You can easily see the most significant risks a company is facing. Additionally, you can find out which risk factors a company has added, removed or adjusted since its previous disclosure. You can also see how a company’s risk factors compare to others in its sector.
Without reading company reports or participating in conference calls, you would most likely not have access to this sort of information, which is usually not included in press releases or other public announcements.
A simplified analysis of risk factors is unique to TipRanks.
What are all the risk factor categories?
TipRanks has identified 6 major categories of risk factors and a number of subcategories for each. You can see how these categories are broken down in the list below.
1. Financial & Corporate
Accounting & Financial Operations - risks related to accounting loss, value of intangible assets, financial statements, value of intangible assets, financial reporting, estimates, guidance, company profitability, dividends, fluctuating results.
Share Price & Shareholder Rights – risks related to things that impact share prices and the rights of shareholders, including analyst ratings, major shareholder activity, trade volatility, liquidity of shares, anti-takeover provisions, international listing, dual listing.
Debt & Financing – risks related to debt, funding, financing and interest rates, financial investments.
Corporate Activity and Growth – risks related to restructuring, M&As, joint ventures, execution of corporate strategy, strategic alliances.
2. Legal & Regulatory
Litigation and Legal Liabilities – risks related to litigation/ lawsuits against the company.
Regulation – risks related to compliance, GDPR, and new legislation.
Environmental / Social – risks related to environmental regulation and to data privacy.
Taxation & Government Incentives – risks related to taxation and changes in government incentives.
3. Production
Costs – risks related to costs of production including commodity prices, future contracts, inventory.
Supply Chain – risks related to the company’s suppliers.

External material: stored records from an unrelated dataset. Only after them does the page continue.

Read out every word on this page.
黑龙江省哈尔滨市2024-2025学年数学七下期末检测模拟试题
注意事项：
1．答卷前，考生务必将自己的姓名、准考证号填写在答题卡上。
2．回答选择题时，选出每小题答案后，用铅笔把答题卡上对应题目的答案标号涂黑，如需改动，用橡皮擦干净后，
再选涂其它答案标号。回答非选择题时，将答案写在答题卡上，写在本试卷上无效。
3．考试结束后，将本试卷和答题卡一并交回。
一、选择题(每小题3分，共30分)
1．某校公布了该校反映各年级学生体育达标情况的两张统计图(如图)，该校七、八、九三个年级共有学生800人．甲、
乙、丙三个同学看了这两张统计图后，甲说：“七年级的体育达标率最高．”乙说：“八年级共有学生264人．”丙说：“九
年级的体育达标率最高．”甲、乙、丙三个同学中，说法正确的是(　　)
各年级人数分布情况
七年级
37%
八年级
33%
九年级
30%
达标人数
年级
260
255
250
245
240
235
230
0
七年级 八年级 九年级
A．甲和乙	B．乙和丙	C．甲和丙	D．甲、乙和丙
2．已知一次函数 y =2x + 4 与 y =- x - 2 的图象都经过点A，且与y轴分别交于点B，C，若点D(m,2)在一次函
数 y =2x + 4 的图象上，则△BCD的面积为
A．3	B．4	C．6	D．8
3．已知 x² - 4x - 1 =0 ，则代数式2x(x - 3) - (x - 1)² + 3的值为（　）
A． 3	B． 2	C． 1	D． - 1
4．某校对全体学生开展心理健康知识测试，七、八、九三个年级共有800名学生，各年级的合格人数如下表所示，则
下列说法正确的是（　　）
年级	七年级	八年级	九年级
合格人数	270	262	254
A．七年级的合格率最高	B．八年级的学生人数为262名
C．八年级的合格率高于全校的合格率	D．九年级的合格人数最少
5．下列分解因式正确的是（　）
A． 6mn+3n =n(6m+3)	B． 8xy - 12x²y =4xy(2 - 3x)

Manufacturing – risks related to the company’s manufacturing process including product quality and product recalls.
Human Capital – risks related to recruitment, training and retention of key employees, employee relationships & unions labor disputes, pension, and post retirement benefits, medical, health and welfare benefits, employee misconduct, employee litigation.
4. Technology & Innovation
Innovation / R&D – risks related to innovation and new product development.
Technology – risks related to the company’s reliance on technology.
Cyber Security – risks related to securing the company’s digital assets and from cyber attacks.
Trade Secrets & Patents – risks related to the company’s ability to protect its intellectual property and to infringement claims against the company as well as piracy and unlicensed copying.
5. Ability to Sell
Demand – risks related to the demand of the company’s goods and services including seasonality, reliance on key customers.
Competition – risks related to the company’s competition including substitutes.
Sales & Marketing – risks related to sales, marketing, and distribution channels, pricing, and market penetration.
Brand & Reputation – risks related to the company’s brand and reputation.
6. Macro & Political
Economy & Political Environment – risks related to changes in economic and political conditions.
Natural and Human Disruptions – risks related to catastrophes, floods, storms, terror, earthquakes, coronavirus pandemic/COVID-19.
International Operations – risks related to the global nature of the company.
Capital Markets – risks related to exchange rates and trade, cryptocurrency.